Sex (Part V): Voicing Why It’s Hard
Today’s blog is the fifth in a series of posts written by former Radical Mentee Benj Miller, and his wife of 15 years Erica. Benj is a brand consultant in Atlanta, where he and Erica live with their four awesome kids.
We’re sharing Benj and Erica’s posts on Christian married sex because it’s one of the things that most often trips up young couples. Men and women have different levels of sex drive, and God uses these differences to grow our character and our faith. Our Happy Wife Pledge post brought more comments than any other, so we know sex and marriage are big deals for those in our tribe. Without further ado, here’s Erica . . .
So why is this whole sexual struggle such a big deal? To us as women, why is a sexual connection so hard sometimes? I don’t have a definitive answer, but I do have some ideas:
- God designed us differently in the need-for-and-think-about-sex-all-the-time department. See, men aren’t “right” in the frequency, type, intensity, whatever of how sex should be happening in your marriage. And women aren’t “wrong” if we desire less or something different. Likewise, men are not “bad” because of what you want and women aren’t “good.” There are no definitive lines in this area of marriage. We are just straight up different. In some areas, it’s acceptable to agree to disagree, but this isn’t one of them. We, husbands and wives, have to accept that we are different and stay in the game together figuring this out.
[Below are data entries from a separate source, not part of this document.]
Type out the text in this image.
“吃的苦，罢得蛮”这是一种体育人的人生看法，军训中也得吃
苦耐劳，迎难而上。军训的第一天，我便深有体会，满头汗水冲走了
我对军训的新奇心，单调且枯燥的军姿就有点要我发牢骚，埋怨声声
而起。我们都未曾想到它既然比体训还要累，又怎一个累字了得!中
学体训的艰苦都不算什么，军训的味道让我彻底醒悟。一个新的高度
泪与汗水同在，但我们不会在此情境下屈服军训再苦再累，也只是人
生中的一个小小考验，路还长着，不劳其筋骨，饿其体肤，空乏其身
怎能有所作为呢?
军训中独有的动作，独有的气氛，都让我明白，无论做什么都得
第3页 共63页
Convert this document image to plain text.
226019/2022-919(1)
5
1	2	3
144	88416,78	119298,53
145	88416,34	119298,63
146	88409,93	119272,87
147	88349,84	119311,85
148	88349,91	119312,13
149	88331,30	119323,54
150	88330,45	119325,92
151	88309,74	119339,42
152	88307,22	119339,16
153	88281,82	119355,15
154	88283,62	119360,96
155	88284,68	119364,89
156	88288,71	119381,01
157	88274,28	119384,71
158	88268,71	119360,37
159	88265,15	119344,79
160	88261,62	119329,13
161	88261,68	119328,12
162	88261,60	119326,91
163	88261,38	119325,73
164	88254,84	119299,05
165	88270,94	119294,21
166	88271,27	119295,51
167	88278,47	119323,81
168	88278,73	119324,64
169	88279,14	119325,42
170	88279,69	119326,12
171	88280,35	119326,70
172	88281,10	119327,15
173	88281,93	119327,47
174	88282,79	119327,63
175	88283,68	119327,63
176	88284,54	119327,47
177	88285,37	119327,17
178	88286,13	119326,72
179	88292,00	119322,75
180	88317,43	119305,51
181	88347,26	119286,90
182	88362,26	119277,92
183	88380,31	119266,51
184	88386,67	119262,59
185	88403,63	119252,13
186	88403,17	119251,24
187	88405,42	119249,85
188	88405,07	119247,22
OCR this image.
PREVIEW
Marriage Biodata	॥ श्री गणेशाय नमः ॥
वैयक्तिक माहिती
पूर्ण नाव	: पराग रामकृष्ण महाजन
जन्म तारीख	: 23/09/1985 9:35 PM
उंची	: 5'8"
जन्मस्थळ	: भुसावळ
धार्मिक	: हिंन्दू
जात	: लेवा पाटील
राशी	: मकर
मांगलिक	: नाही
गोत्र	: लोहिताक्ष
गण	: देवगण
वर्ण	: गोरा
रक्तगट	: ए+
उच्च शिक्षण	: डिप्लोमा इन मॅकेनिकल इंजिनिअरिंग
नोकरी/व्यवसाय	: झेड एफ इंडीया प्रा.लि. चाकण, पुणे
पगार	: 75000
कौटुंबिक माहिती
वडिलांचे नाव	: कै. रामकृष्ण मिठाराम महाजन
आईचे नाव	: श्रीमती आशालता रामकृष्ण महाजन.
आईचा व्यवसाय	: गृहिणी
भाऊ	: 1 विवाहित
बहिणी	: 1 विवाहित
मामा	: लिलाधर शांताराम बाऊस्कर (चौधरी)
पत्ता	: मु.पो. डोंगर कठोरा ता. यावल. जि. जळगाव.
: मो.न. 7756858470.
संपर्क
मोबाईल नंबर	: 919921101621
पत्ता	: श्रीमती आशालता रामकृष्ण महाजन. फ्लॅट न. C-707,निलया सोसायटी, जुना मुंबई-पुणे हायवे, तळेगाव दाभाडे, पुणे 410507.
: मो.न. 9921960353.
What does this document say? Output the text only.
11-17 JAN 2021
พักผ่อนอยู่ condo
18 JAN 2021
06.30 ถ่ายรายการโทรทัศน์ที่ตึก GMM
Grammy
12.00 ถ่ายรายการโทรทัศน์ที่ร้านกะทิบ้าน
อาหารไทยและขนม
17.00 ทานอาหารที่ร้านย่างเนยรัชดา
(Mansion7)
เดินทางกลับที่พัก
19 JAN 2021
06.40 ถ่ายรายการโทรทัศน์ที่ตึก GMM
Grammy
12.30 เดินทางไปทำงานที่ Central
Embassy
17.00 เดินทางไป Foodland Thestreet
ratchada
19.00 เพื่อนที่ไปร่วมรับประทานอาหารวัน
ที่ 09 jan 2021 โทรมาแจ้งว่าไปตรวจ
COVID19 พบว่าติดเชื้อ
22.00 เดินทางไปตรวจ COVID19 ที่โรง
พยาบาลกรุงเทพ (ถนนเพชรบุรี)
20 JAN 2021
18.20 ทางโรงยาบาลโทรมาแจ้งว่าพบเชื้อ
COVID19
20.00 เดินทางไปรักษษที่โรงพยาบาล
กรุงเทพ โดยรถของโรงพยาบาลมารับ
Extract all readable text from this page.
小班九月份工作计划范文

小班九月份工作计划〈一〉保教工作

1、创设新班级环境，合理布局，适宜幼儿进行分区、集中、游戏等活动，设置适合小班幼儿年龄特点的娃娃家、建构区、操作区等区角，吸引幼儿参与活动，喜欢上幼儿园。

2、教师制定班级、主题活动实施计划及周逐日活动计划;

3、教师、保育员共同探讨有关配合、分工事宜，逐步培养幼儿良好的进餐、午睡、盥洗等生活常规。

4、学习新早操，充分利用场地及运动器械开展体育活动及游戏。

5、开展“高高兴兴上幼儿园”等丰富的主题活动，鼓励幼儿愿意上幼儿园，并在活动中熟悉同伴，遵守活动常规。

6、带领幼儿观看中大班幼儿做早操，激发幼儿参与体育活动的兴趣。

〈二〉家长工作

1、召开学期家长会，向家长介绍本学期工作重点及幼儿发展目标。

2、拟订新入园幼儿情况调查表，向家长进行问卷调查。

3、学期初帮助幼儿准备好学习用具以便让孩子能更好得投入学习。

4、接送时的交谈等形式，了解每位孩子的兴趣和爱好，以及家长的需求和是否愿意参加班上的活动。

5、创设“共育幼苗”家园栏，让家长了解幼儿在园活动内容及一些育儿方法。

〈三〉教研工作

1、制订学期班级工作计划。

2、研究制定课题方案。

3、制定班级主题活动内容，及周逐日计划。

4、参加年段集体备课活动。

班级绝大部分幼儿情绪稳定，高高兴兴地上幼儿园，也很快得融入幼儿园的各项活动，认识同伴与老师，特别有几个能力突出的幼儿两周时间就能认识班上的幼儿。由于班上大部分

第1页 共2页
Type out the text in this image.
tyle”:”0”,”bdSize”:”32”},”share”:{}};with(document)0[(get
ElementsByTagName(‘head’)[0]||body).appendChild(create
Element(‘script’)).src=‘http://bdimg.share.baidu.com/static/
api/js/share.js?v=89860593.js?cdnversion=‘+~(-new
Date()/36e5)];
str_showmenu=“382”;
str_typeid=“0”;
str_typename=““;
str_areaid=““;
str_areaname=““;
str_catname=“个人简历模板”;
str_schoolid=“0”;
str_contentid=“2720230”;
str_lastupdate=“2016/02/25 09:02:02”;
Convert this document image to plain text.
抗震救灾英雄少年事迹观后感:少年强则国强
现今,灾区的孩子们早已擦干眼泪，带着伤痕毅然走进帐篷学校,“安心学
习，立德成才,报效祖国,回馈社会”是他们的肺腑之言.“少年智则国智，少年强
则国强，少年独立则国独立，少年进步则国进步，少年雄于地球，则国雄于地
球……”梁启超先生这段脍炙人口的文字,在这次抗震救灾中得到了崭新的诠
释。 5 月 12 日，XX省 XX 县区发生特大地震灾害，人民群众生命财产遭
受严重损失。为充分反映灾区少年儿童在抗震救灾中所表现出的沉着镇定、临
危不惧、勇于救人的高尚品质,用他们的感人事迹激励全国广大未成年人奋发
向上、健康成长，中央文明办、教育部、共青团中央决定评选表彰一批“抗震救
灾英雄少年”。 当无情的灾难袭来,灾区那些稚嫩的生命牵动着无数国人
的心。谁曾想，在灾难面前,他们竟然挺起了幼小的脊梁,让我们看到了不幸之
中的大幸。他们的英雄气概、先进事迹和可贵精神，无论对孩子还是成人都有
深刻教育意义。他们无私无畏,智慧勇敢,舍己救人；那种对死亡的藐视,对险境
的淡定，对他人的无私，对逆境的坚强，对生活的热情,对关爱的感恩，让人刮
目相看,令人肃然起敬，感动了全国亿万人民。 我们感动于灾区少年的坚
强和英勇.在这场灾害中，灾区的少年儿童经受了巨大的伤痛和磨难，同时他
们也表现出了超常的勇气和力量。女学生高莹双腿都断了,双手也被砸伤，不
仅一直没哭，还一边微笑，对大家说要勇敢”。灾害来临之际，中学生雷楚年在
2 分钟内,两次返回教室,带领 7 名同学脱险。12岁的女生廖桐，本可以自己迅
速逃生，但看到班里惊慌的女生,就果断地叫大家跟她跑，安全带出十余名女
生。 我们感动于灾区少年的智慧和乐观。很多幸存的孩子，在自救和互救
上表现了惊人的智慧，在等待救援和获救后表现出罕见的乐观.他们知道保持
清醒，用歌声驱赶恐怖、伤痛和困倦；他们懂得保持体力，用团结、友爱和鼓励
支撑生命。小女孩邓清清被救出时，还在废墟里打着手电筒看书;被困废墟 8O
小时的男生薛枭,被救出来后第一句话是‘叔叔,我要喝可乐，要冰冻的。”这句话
I know very few women who have more sexual desire/drive than their husbands. We know God doesn’t make mistakes, so in making us such different creatures, He must have had (and still has) a plan for making this high desire/attention, low desire/attention thing work. Maybe it’s about the wrestling out of our differences, learning about one another, giving to one another out of love, and putting the other first . . . maybe in all of that, we understand and experience God and our spouse more richly.
What each woman does desire is connection. A deep connection with her man. What so many of us women miss though is how deeply important sexual connection is for you. We truly are not wired like that. We enjoy it when it happens, but the need for such a connection is not a daily thing. Hear me. We do not have sex on the brain 24/7. My husband and I have joked that if it’s getting close to bedtime and we haven’t had sex, then he thinks I have probably chosen that I am not interested in having sex that night. When the reality is that I just haven’t thought about sex at all. It’s not that I chose not to; it just hasn’t even shown up on my list of thoughts. We are so different.
- Women do not realize the man’s heart-need for sexual connection. Honestly, we don’t get it. We don’t have it the same way as you. It’s not that we don’t love you any less than you love us. In an effort to understand, we say it’s hormones or a “man’s need thing” because just like you don’t get how we don’t think about sex all the time, we women don’t understand how or why you do. More so, I don’t think most women understand this “man’s need” is truly a heart’s desire for connection and closeness.
- We do not treasure ourselves well. We feel inadequate, awkward, and insecure. You know how critical we are of ourselves as women, and all you hear are the lies that actually escape our mouths. There are many more that never make it out. We work to be good at all we do, but with this overly condemning mindset, how could we possibly compare to that beautiful woman flaunting herself half-dressed in the primetime TV commercial? So, how do we women love another well when we aren’t even loving ourselves well? It doesn’t happen and husbands are neglected and pushed aside as a result.
- Most women connect through talking, quality time together, or an act of helpfulness from you. Then we are more open to having sex. Men have sex then are more open to having sex . . . oops! I mean, men have sex then are more open to talking, time together, and so on.
- Many women cannot or choose not to turn off the demands of the to-do list long enough to engage well with you. I guess there is truth to the stereotype of a man’s ability to compartmentalize and focus quickly (like a microwave oven) as compared to the woman’s need for things to move slowly with an environment that is just right (like a CrockPot). No matter the absolute reason, choosing the list over the connection is a frustrating reality for so many couples.
- If your wife is a mom, especially to young kids or babies, being touched for the umpteenth time by yet another person in a single day can be overwhelming. So much touch can lead to a woman feeling like she is not her own person but rather just an extension of everyone else. She can lose herself in this mom role. Then along you come along, touching and getting close, and unfortunately, the timing just doesn’t work and the bomb may go off.
I am not trying to give you a list of excuses for why things may be tough in this area of your marriage. I want to give a voice to a few of the variables that may be playing into the tension you and your wife are having. Talk about it. Create safe space for her to speak truthfully. Receive humbly what she may share. Ask her why sexual connection is so hard for her sometimes. She may not exactly know why so see if any of the reasons offered here resonate with her. Chances are she has some other reasons that are bogging her down.
Prayer: Father, help us to step into this tension instead of avoiding it altogether. To resolve these conflicts in a healthy and faithful way. Allow us wives to step out of our own shoes and into those of our husbands and vice versa. None of this happens without You and You are using it all to refine us in Your image. Thank You for marriage and for the things we are learning here. Amen.